Dynamics of vibrational overtone excited pyruvic acid in the gas phase: line broadening through hydrogen-atom chattering.

The dynamics of overtone-excited pyruvic acid (PA) is studied using a combination of experimental and theoretical methods. It is experimentally observed that high overtone excitation of the OH-stretching mode of PA in the gas phase leads to a unimolecular decarboxylation reaction. An RRKM analysis of the rate is consistent with previous experiments for the thermal reaction but is inconsistent with the present overtone chemistry; from this it is concluded that the overtone-induced reaction is likely to be a direct reaction. Using a Fourier transform infrared spectrometer and a cavity ring-down spectrometer, the spectrum for the OH-stretch fundamental and overtone transitions is measured.
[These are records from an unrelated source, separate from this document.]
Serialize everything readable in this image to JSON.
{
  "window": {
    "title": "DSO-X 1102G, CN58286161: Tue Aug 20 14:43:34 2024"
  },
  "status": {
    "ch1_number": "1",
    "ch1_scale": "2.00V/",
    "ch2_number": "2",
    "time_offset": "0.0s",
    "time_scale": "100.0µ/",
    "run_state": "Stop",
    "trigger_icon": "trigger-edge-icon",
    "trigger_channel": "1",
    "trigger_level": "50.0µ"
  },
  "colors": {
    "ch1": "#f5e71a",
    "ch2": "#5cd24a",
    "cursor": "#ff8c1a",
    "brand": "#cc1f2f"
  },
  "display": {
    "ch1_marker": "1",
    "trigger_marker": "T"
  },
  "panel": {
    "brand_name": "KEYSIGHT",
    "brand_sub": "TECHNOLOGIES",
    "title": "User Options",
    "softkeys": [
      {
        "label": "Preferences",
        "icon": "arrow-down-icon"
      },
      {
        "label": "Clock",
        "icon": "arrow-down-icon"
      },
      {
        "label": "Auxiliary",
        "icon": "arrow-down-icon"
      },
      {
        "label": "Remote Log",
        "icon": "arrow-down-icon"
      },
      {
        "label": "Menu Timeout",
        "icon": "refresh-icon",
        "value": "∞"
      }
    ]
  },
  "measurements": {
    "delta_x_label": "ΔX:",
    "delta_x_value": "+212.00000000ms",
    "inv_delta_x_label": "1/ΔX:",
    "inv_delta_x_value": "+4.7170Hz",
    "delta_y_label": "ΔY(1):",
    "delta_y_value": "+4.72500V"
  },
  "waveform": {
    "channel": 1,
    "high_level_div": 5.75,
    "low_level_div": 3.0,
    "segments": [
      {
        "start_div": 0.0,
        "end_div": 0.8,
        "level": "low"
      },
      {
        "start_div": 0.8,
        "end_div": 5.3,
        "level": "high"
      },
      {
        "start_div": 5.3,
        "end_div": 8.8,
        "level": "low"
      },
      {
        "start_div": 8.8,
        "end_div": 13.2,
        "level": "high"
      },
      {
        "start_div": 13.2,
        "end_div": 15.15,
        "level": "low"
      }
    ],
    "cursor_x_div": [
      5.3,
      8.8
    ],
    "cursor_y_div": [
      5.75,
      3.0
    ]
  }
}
We assign two conformers of PA in the spectrum, the Tc and Tt, corresponding to distinct orientations of the OH-group. The spectral peaks for the Tc-conformer broaden dramatically at the third and fourth overtones while those of the Tt-conformer remain relatively narrow. Using a three-mode quantum mechanical model for the vibrational states, the line positions and intensities are well reproduced by theory. The line widths, and the associated dynamical interpretation, are provided by a direct dynamics calculation, where the potential is computed "on-the-fly" and all degrees of freedom are included. It is found that the line broadening is due to the onset of H-atom chattering between the two O-atoms, an effect that occurs for the Tc-conformer but not the Tt-conformer. This H-atom-transfer process is the first step of the decarboxylation reaction mechanism, which subsequently involves breaking the C-C bond. The theoretical and experimental line widths agree but do not correspond to the full reaction time which is much longer than the initial chattering step.